Pfarrer Msgr. Dr. Thomas Frauenlob zelebrierte die Festmesse. Er sagte, dass nach zweijähriger Pause die Normalität wieder guttue. Der Pfarrer begrüßte Montserrat Cort Montagut. »Diesen Namen muss man sich erst auf der Zunge zergehen lassen, allerdings ist in diesem Namen zweimal der Name Berg enthalten«, witzelte er. Er wünschte der neuen Betriebsleiterin ein gutes erstes Bergfest. Er fuhr fort: »Wir wollen einen Dankgottesdienst feiern, Gott danken für das viele Gute, das er uns schenkt. Wir brauchen nur unsere Natur anzuschauen, wo und wie wir leben dürfen.«

In der Predigt sagte der Pfarrer, die Menschen sollten sich vom Geist Gottes führen lassen. Eine wichtige Botschaft des Pfingstfestes sei, mit Gott an der Seite bräuchten die Menschen keine Angst zu haben.

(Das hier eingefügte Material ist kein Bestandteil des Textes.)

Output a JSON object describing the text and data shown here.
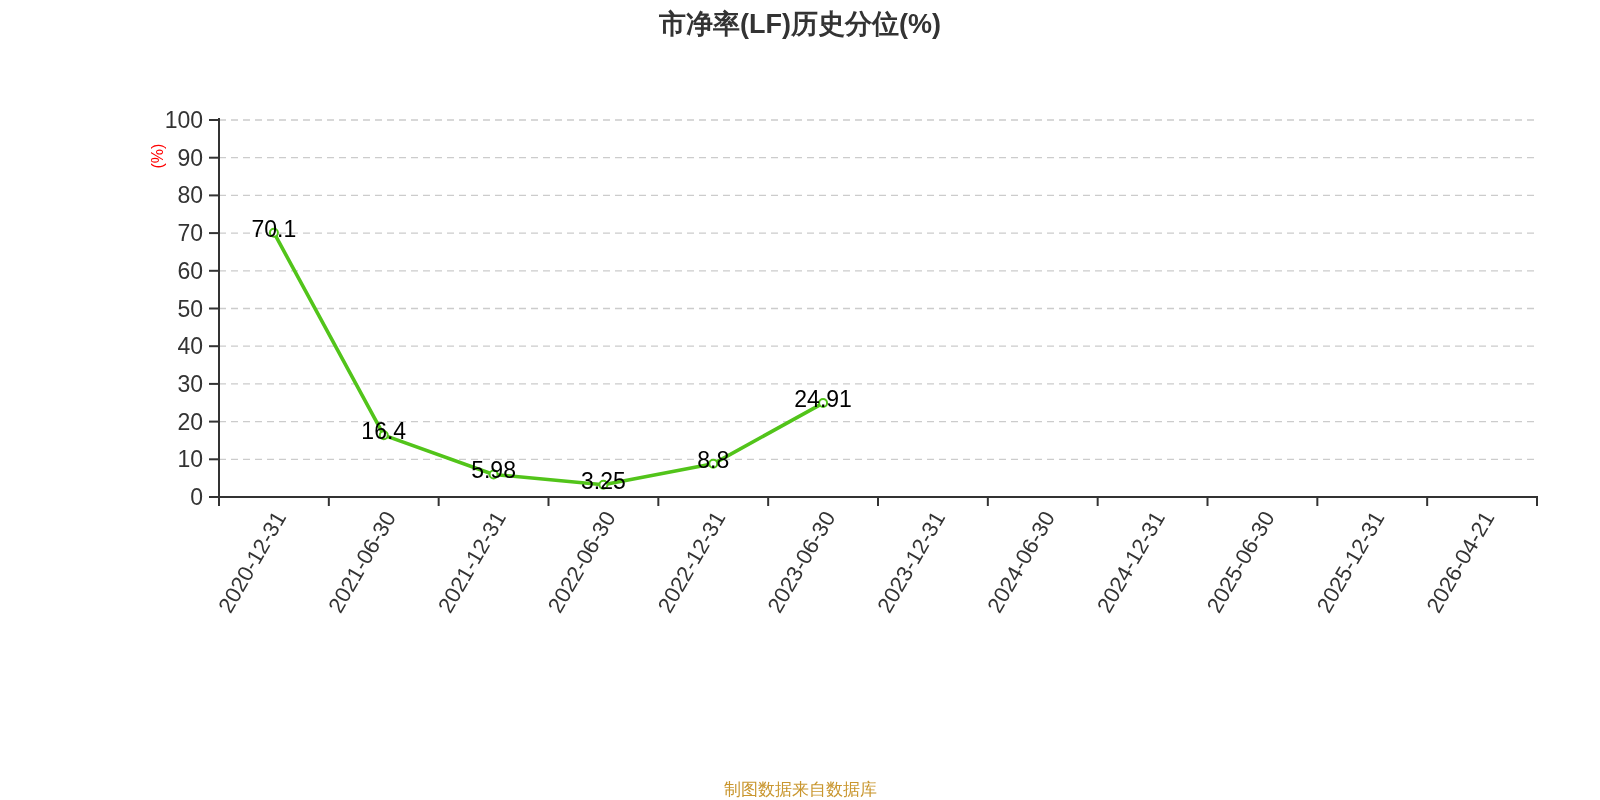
{
  "chart_data": {
    "type": "line",
    "title": "市净率(LF)历史分位(%)",
    "ylabel": "(%)",
    "categories": [
      "2020-12-31",
      "2021-06-30",
      "2021-12-31",
      "2022-06-30",
      "2022-12-31",
      "2023-06-30",
      "2023-12-31",
      "2024-06-30",
      "2024-12-31",
      "2025-06-30",
      "2025-12-31",
      "2026-04-21"
    ],
    "series": [
      {
        "color": "#52c41a",
        "values": [
          70.1,
          16.4,
          5.98,
          3.25,
          8.8,
          24.91,
          null,
          null,
          null,
          null,
          null,
          null
        ]
      }
    ],
    "ylim": [
      0,
      100
    ],
    "yticks": [
      0,
      10,
      20,
      30,
      40,
      50,
      60,
      70,
      80,
      90,
      100
    ],
    "grid": "y",
    "marker": "circle",
    "data_labels": true,
    "annotations": [
      "制图数据来自数据库"
    ]
  }
}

Abschließend segnete Dr. Thomas Frauenlob die Bergler und Kirchenbesucher, besprengte sie und die Fahne mit Weihwasser.

Der Festzug bewegte sich durch den Markt bis zur Franziskanerkirche und zurück über den Bräuhausberg hinunter zum »Bräustüberl«. Vor dem »Bräustüberl« nahmen die Bergknappen noch einmal Formation auf. Nachdem schließlich die Musik verstummt war , ging es ins Wirtshaus zum Festmahl. Montserrat Cort Montagut bekam die Blumen vom Fahnenspitz. Der »Schied« ist ein Zunftzeichen, welches das Jahr über in der Kaue hängt und bei Sterbefällen zündet man dort eine Kerze an. Andreas Neumayer tanzte mit dem »Schied« durch den Festsaal. Er hänge ihn über der Tanzfläche auf. Eine Abordnung der Knappschaftskapelle spielte und Andreas Neumayer tanzte mit Montserrat Cort Montagut den Eröffnungstanz. Die Tanzfläche füllte sich und es wurde noch lange gefeiert.

Dienstjubilare

Anton Reichenberger (45 Jahre), Franz Stocker (40 Jahre), Thomas Stöger (40 Jahre), Armin Irlinger (40 Jahre), Josef Aigner (25 Jahre), Peter Koller, Kilian Stangassinger, Mario Streitfelder, Stefan Punz, Sebastian Rabenbauer, Sebastian Walter, Stefan Giritzer, Bernhard Lochner, Siegi Skriwan, Christiane Kurz, Evi Koppenleitner, Antonia Deinlein (alle 10 Jahre).